Saturday, August 10, 2019

VOICES FROM THE EDGE: The Art of Magical Thinking


You will go out in joy
    and be led forth in peace;
the mountains and hills
    will burst into song before you,
and all the trees of the field
    will clap their hands.


Isaiah 55:12

I am at my desk, editing a dissertation for a client, when Allen slides a piece of white paper to me. Before I turn to my son, I put on my "I-believe-anything you say" face. "Hi," I say.

"This will be Dad's new body," he says and taps the paper.


"Oh." I study the sketch he has made. The facial features are blurred, but the outline has broad shoulders, muscular arms, a slim waist, long and rugged legs, slender feet. It is clearly human, but I know certain attributes have been influenced by the places we have visited in the past two weeks: the tallest tree at Rosetree Park, the strongest horse at Linvilla Orchards, the oldest bridge at Smedly, the fastest speed skater we could find on Wikipedia.

This is magical thinking at its best and most concrete, Allen's firm belief that if he can just concoct the right ingredients, his recently deceased father will come back again in a new body, one not broken by illness.

It began with the trees of the field.

Allen, who lives on the high functioning end of the autism spectrum and grapples with a world that is too loud, too bright, and too overwhelming, came in from the Plaza down the street one day last week and said to me, "The trees are whispering Dad's name."

"That's nice," I said. "God made the trees and Dad is now with God."

He gave me a curious look. "Not yet," he told me.

"But you know Dad died. You know he went to Heaven and God gave him a new body."

Allen nods. "I know. But I also know that Dad fooled death before. Maybe he can do it again. Remember?"

I remember. The night of the car accident, the surgeon who put the pieces of Ron back together again said to me, "Your husband is a strong man. Only a strong man could survive that." Time and time again in the last nineteen years, surgery after surgery, Ron defied the odds. Until on July 13th, he didn't.

I try to reason with Allen. "But you saw Dad at the funeral. You were there when we buried his body."

My son nods. "That was his OLD body. He didn't need it anymore. This," and he taps on the paper, "is his NEW body."


I get it, or at least I try to. Even before Joan Didion wrote her landmark book on grieving, A Year of Magical Thinking, the strategy Allen is using was a known anthropological concept. In short, it is the belief that a series of actions--performed carefully and in order--will result in a desired event. It is an illusion of control sorely needed by my son, to whom the forever loss of his father is just too much to accept.

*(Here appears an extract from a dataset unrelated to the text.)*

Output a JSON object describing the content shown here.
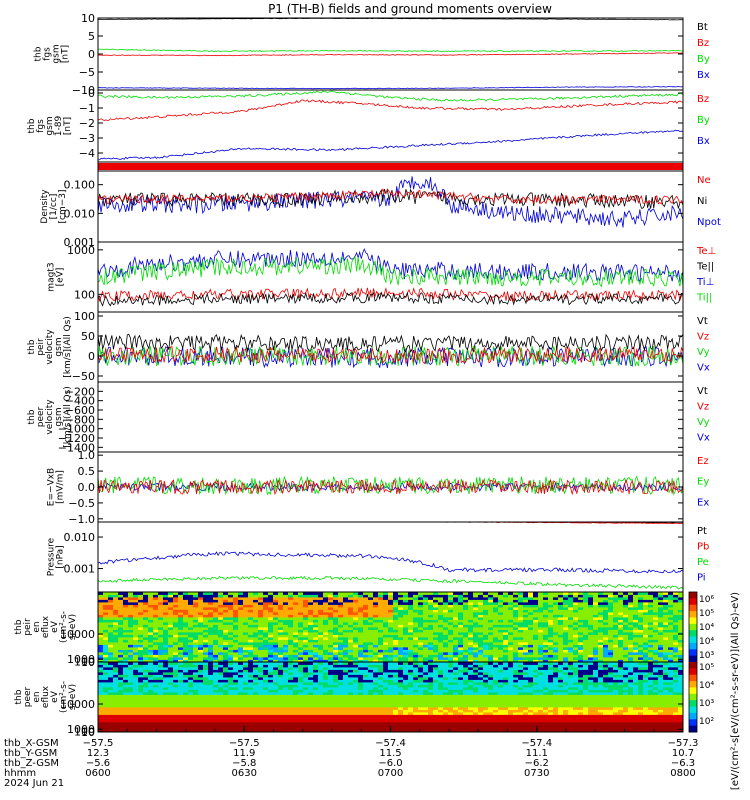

And that's where magical thinking comes in. According to St. James, Handelman, and Taylor (2011), magical thinking provides a connection to what has been broken and helps the thinker cope with cultural expectations of control. During the days between Ron's death and his funeral, Allen needed to hold himself together, shaking hands and accepting hugs, saying "thank you" to those who expressed their condolences. 

All the kids miss their father keenly, but Dennis and Bonnie have their adult lives, their jobs, their partners. Dad was an everyday fixture to Allen, a large presence in his life. It's left a gaping hole. It's not the same with just the two of us, he complains. Hard to play Monopoly with only two people. I murmur in agreement.


"So, just how does all this work?" I asked Allen on Wednesday as we trudged through Smedly Park in the rain. I breathed a sigh of relief when I remembered where the old stone railroad trestle was. Allen needed something "old and stone that was from ancient times." It was ancient enough for him, part of my ancient childhood. 

Allen whirled and faced me quickly, tears in his eyes.  "You can't ask about it," he said. "You just have to let it happen. You just have to believe."

And I do. I believe that any amount of magical thinking will not bring back Allen's father, but I also believe that at this moment it helps Allen to feel safety in an unsafe world (Philosophy Talk, 2018). Every time he proposes a new expedition we need to take that is part of his carefully constructed script towards designing Ron's new body, I remind myself that autism grief is not neurotypical grief (Fisher, 2012.)

In a way, we're all guilty of a little magical thinking. Is his insistence that he hears his father's name in the leaves of the trees any different from Joan Didion's inability to part with a pair of her late husband's shoes because he would need them when he came back? Of if he thinks his father will have a new body with the strength of a horse far off from the lady at the bank who told me that each morning she wakes up and smells the breakfast her husband, gone 17 years, made every morning?

You just have to believe. I believe Ron is no longer in pain. I believe he is happy in Heaven. I believe I will see him again. 

And sometimes, I hear the trees whisper his name.